His friend suggests that the government bought the disease to the town to kill those who live there. His theory seems far-fetched until he adds that his people have been massacred for years and if those in charge wanted to stop the violence, they could. “They want to kill us, but up until now we don’t know why,” he says, shrugging. 

A young woman called Grace Mupepe, bouncing her newborn baby on her knee outside her house, offers up another theory. “Ebola is a game bought by white people to make money from us,” she says. In a country where two thirds of the population survive on less than $2 (£1.50) a day, the fleets of shiny new four by fours that have been tearing down Butembo’s dusty roads since the start of the outbreak, spark envy.

The outbreak has grown to become the second largest in history Credit: Olivia Acland/Telegraph

Others believe that Ebola was imported to the region to prevent them from voting in Congo’s presidential election in December. The towns of Beni and Butembo – both opposition strongholds – were banned from casting their ballots due to the outbreak. 

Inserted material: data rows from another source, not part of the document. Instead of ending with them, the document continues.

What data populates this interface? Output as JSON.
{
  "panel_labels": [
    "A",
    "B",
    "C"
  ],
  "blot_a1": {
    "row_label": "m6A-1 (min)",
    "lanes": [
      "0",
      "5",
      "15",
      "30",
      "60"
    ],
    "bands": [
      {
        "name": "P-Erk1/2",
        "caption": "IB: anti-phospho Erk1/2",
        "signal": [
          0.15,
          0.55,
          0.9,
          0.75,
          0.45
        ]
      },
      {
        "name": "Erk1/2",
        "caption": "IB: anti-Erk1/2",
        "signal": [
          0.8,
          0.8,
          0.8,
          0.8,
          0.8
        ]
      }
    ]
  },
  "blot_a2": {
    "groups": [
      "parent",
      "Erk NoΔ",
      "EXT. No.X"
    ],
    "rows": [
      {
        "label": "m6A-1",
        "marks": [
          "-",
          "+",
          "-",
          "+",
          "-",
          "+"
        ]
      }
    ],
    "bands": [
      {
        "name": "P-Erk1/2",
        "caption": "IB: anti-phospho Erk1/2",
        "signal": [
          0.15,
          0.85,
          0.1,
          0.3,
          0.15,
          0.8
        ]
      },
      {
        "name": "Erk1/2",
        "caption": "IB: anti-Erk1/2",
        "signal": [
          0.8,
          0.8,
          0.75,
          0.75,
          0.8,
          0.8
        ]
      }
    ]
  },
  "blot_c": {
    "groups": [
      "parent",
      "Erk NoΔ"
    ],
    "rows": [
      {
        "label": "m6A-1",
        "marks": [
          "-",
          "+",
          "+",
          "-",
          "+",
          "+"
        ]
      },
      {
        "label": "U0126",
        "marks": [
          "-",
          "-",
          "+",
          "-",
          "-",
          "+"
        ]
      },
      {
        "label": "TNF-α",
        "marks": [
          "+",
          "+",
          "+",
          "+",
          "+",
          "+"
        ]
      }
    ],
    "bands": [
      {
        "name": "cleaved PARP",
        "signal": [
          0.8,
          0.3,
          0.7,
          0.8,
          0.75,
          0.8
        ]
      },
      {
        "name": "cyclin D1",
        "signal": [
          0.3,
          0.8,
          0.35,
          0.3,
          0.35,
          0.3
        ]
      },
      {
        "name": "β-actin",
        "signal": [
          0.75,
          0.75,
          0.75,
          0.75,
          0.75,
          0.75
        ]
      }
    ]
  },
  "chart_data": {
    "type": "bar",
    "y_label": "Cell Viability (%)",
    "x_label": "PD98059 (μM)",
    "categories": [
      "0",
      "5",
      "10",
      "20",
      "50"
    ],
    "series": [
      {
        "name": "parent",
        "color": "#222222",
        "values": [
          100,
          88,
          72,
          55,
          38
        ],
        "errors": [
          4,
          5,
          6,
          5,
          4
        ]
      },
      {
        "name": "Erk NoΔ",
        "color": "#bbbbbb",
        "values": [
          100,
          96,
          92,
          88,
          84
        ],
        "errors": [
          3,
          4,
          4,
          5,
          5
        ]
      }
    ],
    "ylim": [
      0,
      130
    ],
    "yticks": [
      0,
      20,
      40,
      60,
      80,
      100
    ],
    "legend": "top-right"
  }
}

On polling day, determined residents set up their own voting booths (complete with disease prevention measures such as watered down chlorine for hand-washing) and hundreds of people queued up to exercise their democratic right. Their votes did not count. 

To try and reduce hostility, health teams recognise they need to work more closely with local communities, and teach them to tell their neighbours on what Ebola is and how to stop it from spreading. “Community engagement,” have become buzzwords in United Nations meeting rooms from Butembo to Geneva, though progress in getting people to really understand Ebola has been slow. 

The communities are the “Ones paying the consequences for all this,” says Dr. Perea, “We need to really be able to join hands and work together.”